Worldwide, their survival, safety and well-being is also threatened. The slowdown in immunisation coverage rates threatens to reverse hard-won gains in children’s health, with a global resurgence of measles this year. Meanwhile, UNICEF’s recent State of the World’s Children report states that at least 1 in 3 children under five is either undernourished or overweight. And half of students aged 13 to 15 worldwide report having experienced peer-to-peer violence in and around school, including bullying.
Much more needs to be achieved to fully realise children’s rights.
Sustainable Development Goals
The Sustainable Development Goals (SDGS) provide a global framework for governments to tackle these issues. The Convention and SDGs, when implemented and achieved, both translate to progress for all people, including the youngest citizens of the world. If Ireland is to achieve the Goals by 2030, as agreed, progress must be made through the lens of children’s rights, and it must happen rapidly.
Although today’s children face new threats to their rights, they also have new opportunities to realise their rights.
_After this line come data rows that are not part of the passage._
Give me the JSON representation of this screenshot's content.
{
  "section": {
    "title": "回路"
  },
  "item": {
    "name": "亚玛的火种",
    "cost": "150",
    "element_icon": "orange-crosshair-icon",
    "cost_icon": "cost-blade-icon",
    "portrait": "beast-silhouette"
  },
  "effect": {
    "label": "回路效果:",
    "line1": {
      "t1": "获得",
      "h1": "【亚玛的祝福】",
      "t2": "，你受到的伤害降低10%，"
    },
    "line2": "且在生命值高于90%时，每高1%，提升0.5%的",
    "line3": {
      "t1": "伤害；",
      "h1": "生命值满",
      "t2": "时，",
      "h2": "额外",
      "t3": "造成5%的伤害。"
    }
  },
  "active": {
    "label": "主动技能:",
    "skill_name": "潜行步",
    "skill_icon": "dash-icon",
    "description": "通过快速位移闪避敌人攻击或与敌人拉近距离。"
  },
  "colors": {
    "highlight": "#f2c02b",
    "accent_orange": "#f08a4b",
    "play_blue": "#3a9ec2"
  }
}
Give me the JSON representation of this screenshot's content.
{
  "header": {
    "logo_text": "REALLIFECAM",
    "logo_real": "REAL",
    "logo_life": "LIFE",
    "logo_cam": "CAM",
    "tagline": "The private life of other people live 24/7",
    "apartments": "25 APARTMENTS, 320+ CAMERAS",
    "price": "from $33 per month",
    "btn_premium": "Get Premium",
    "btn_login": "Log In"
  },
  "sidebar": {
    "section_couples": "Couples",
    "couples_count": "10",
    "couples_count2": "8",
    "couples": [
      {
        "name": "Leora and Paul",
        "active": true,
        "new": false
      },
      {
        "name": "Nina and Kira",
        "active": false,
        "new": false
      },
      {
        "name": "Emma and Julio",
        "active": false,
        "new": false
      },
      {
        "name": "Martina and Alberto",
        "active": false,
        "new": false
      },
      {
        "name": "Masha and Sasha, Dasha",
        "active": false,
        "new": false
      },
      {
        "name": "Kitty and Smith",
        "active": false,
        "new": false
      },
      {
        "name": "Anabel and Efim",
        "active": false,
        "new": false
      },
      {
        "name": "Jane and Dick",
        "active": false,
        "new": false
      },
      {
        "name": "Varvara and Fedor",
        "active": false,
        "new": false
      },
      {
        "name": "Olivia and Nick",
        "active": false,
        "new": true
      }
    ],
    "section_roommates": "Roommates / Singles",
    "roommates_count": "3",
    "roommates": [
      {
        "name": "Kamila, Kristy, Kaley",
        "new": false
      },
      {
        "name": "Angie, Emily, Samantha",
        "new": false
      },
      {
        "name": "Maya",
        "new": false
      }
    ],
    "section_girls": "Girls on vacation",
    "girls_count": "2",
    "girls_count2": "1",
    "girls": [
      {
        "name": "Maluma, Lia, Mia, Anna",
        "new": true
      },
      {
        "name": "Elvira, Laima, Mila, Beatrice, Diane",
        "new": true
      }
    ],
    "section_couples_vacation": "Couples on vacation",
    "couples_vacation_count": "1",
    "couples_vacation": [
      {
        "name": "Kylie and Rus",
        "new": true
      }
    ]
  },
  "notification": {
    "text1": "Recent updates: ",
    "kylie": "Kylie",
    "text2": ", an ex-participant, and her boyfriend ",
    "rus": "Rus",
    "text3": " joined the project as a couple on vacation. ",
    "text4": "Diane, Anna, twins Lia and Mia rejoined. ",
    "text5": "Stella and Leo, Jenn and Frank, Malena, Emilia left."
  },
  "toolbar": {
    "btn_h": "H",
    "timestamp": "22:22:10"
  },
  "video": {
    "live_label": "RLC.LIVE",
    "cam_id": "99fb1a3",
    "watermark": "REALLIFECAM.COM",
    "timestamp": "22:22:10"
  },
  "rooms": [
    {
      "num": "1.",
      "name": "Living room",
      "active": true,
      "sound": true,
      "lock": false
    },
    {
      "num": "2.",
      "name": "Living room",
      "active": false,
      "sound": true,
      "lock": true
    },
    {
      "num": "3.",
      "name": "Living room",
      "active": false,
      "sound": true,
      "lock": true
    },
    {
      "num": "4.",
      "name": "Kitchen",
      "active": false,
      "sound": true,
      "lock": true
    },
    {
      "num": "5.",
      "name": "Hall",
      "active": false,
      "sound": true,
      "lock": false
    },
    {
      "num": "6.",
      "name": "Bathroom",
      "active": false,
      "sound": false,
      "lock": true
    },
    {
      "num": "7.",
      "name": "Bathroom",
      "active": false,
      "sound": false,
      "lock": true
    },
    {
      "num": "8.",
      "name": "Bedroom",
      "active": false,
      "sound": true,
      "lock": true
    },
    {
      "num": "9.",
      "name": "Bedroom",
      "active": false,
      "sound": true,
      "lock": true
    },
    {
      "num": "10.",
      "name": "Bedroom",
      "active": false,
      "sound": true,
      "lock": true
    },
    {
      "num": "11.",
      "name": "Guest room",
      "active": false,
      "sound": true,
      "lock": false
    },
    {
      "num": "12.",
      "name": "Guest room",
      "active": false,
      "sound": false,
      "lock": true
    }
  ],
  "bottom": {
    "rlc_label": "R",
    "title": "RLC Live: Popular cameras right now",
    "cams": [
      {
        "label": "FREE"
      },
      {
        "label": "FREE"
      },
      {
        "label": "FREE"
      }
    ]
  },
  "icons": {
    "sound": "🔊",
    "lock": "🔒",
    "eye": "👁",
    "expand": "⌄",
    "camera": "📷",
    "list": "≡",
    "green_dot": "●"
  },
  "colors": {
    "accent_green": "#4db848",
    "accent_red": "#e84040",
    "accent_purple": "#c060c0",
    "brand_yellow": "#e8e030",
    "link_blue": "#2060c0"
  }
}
We have to recapture the hope, vision and commitment to action that led to the adoption of the convention in 1989. In 2019 we must look ahead to the future of childhood and commit to urgent, concrete action to protect and promote the rights of every child, now, and in future generations.
We must work to ensure that the Convention remains a living document and becomes guiding light for every country, community and family.
When UNICEF Ireland brought young people from Ireland to contribute to the work of the Committee on the Rights of the Child in 2016 we listened to what they said they were most concerned about. They told the Committee: “We worry about our futures and what that future will look like. Are we learning the skills (we need) and will our world be safe?”